Somewhere i have never been,why are them folks praying at what looks like a shower unit.


----------



## Glass man (Jan 14, 2020)

The week before Christmas a lot of sand was washed up from the beach and accross this area, obviously quite unusual. No worry for anyone staying there as the water ran under the vans and away.


----------



## vindiboy (Jan 14, 2020)

trevskoda said:


> Somewhere i have never been,why are them folks praying at what looks like a shower unit.


Well one is a Motorhomer getting water from what is actually a foot wash facility for washing sand off of ones feet after leaving the sandy beach, potable mains water by the way, the other man is a local Portuguese man washing cockles he has gleand from the beach, it all happens here hee hee.


trevskoda said:


> Somewhere i have never been,why are them folks praying at what looks like a shower unit.


One is getting potable water from the foot wash tap, the other is washing his cockles hee hee which he has collected from the beach, it all happens here. There are foot wash outlets here and cold showers above


----------



## mistericeman (Jan 14, 2020)

Looks like Jaywick....


----------



## martinmartin (Jan 14, 2020)

trevskoda said:


> Somewhere i have never been,why are them folks praying at what looks like a shower unit.
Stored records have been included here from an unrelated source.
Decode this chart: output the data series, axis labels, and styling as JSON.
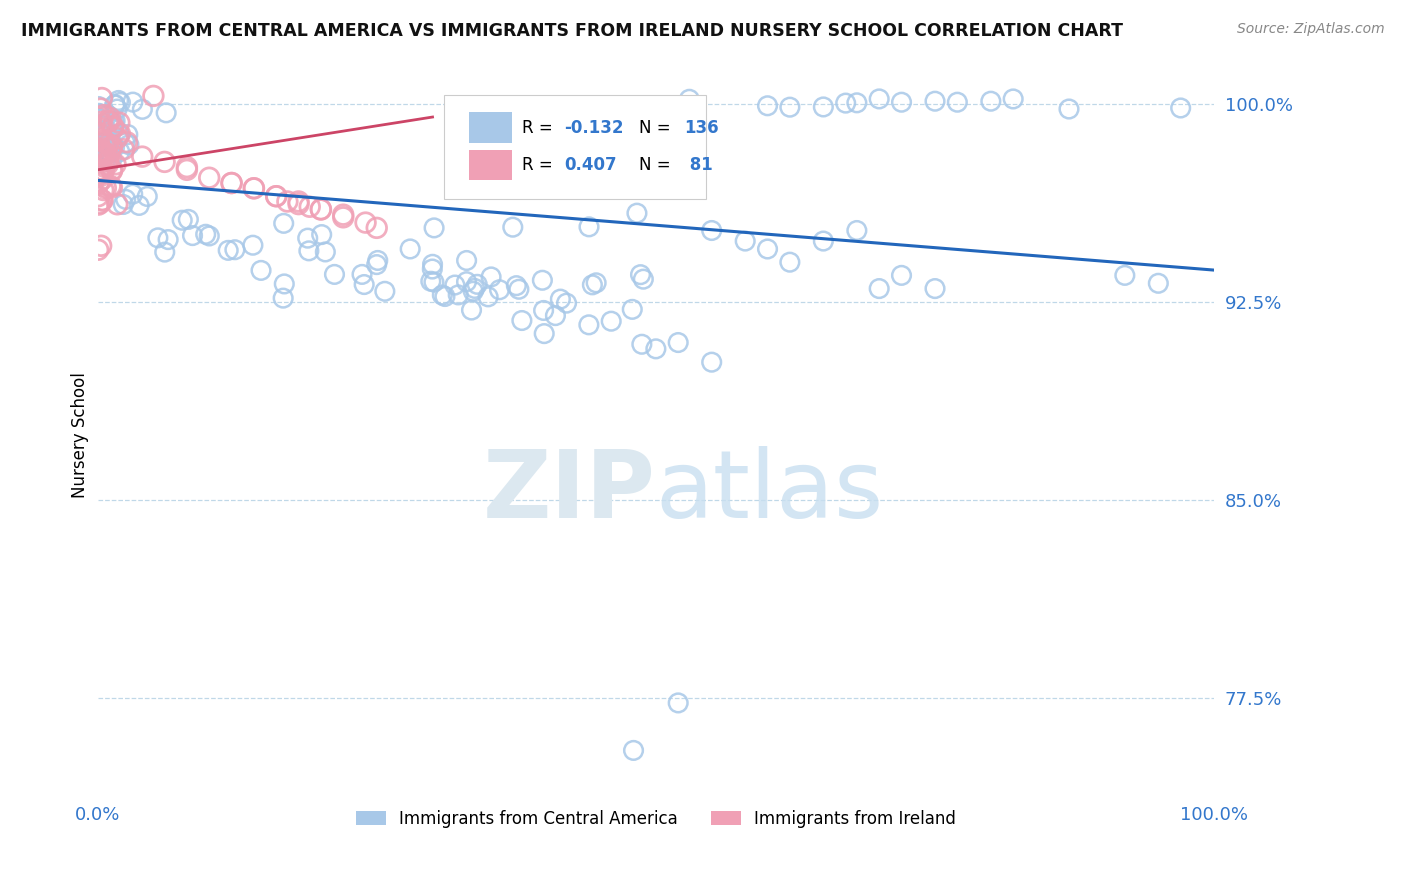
{
  "title": "IMMIGRANTS FROM CENTRAL AMERICA VS IMMIGRANTS FROM IRELAND NURSERY SCHOOL CORRELATION CHART",
  "source": "Source: ZipAtlas.com",
  "ylabel": "Nursery School",
  "ytick_labels": [
    "77.5%",
    "85.0%",
    "92.5%",
    "100.0%"
  ],
  "ytick_values": [
    0.775,
    0.85,
    0.925,
    1.0
  ],
  "blue_color": "#a8c8e8",
  "pink_color": "#f0a0b5",
  "trend_blue_color": "#2266bb",
  "trend_pink_color": "#cc4466",
  "watermark_color": "#dce8f0",
  "background_color": "#ffffff",
  "grid_color": "#c0d8e8",
  "tick_label_color": "#3377cc",
  "title_color": "#111111",
  "source_color": "#888888",
  "legend_r_color": "#3377cc",
  "legend_n_color": "#3377cc"
}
Maybe it's a power shower trev.


----------



## Penny13 (Jan 23, 2020)

If your on the island looking out to sea turn right and go to the very end of the road to a cafe called Ze Zea run by a funny man called Craig, best coffee in a mug €1.20. He likes the Faulty Towers comedy,  he is Portuguese but his English is Etonian  good food as well.


----------



## Penny13 (Jan 23, 2020)

They have also closed down the campsite on the island and are presently bulldozing it to rebuild. They had a problem getting some long term campers off, they had been there 30 years. They fought it but lost using the 3.5 ton bridge limit in their appeal. So I suppose it wasn’t that limit originally and their vehicles where to heavy to leave. Funny how they did go anyway


----------



## vindiboy (Jan 23, 2020)

The day we left the Island Faro  I went to the  facility to get water but found that one of the  lower taps had been  removed or broken off, and the whole block  then had no water as it had  been turned off. There was a large party of school kids playing around the toilet block previously  so maybe one of them had stood on the tap and it broke off accidently, Whatever had happened  there was no longer water to be had, we left that day so do not know if it had been reinstated or not, you could still use the toilet dump drain however.


----------



## Stanski (Jan 23, 2020)

Weather here in Palmera Castle is cloudy, spits of rain, but food in the restaurant is very nice.


----------



## redhand (Jan 23, 2020)

all lower taps have been removed and blanked off ?


----------



## Penny13 (Jan 23, 2020)

Oh no when they where working last week we used them ? And emptied loo ?


----------



## redhand (Jan 23, 2020)

presumably done by local authorities to move campers on. it's worked only 3 or 4 left around rather than 10 or 12.
it's not an aire never has been


----------